De retour à l’hôtel, j’en mène pas large en Quicksilver, les pieds dans l’eau du lagon. Nous sommes en février, le 1er bain de l’été attendra, pas question d’ajouter un naufrage au sevrage !!! Merav et moi checkons out (ce qui réduira encore la note globale), direction Tel Aviv, non sans faire une dernière visite au docteur Waismann. Une dernière discussion au cours de laquelle il me rappelle que, tant que je suis son traitement de postcure, je suis protégé de l’effet des opiacé. Mon boulot désormais consiste à stimuler ma fonction endorphinique naturelle, en faisant tout ce que j’aime faire dans la vie : « Faites du sport, faites l’amour, masturbez-vous, écoutez de la musique, allez au cinéma, au théâtre… Évitez tous les stimuli qui vous rappellent la drogue, si vous avez besoin d’un psy allez en ville et pas dans un centre spécial drogués, etc. En un mot, back up to normality !!! »
À Tel-Aviv, séjour touristique dans un état de santé plutôt bon. Seules quelques sudations nocturnes me rappellent que je viens de décrocher de 3 g d’héroïne quotidiens. Elles stopperont progressivement au bout de 3 semaines…
Votre serviteur doit cependant confesser une assez nette compensation par l’alcool, surtout dans les premier temps, avec de très problématiques effets secondaires car le traitement neurologique qui bloque mes récepteurs donnent à cette consommation des effets un peu incontrôlables (perte de mémoire, déséquilibre…), qui s’aggravent sévèrement avec le cocktail alcool/cocaïne.

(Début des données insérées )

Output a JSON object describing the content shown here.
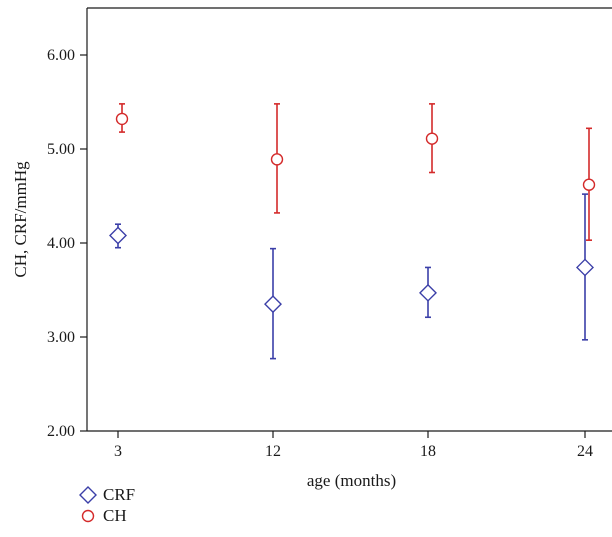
{
  "chart_data": {
    "type": "scatter",
    "xlabel": "age (months)",
    "ylabel": "CH, CRF/mmHg",
    "categories": [
      "3",
      "12",
      "18",
      "24"
    ],
    "ylim": [
      2.0,
      6.5
    ],
    "yticks": [
      "2.00",
      "3.00",
      "4.00",
      "5.00",
      "6.00"
    ],
    "grid": false,
    "legend": "bottom-left",
    "series": [
      {
        "name": "CRF",
        "marker": "diamond",
        "color": "#3b3fa8",
        "values": [
          4.08,
          3.35,
          3.47,
          3.74
        ],
        "error_low": [
          3.95,
          2.77,
          3.21,
          2.97
        ],
        "error_high": [
          4.2,
          3.94,
          3.74,
          4.52
        ]
      },
      {
        "name": "CH",
        "marker": "circle",
        "color": "#d42a2a",
        "values": [
          5.32,
          4.89,
          5.11,
          4.62
        ],
        "error_low": [
          5.18,
          4.32,
          4.75,
          4.03
        ],
        "error_high": [
          5.48,
          5.48,
          5.48,
          5.22
        ]
      }
    ]
  }
}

À la finale, quelques mois après le retour et un suivi à 80% du traitement à la naltrexone (quelques périodes de rupture d’appro et quelques oublis), je n’ai retouché qu’une seule fois au brown pour vérifier que je n’en ressentais pas les effets (sevré mais curieux, hé ! hé !). Ce que j’ai effectivement pu vérifier. Je dois reconnaître que je n’avais jamais traversé de sevrage aussi confortable physiquement et psychologiquement et de sortie de sevrage avec un moral aussi bon et une volonté aussi stable. Rien de particulièrement significatif n’est intervenu dans ma vie, ni en positif ni en négatif, qui aurait facilité ou mis à mal la démarche de ce sevrage. Encore 6 mois de naltrexone avant de retrouver ma liberté totale. Vous savez… l’excitante et dangereuse !!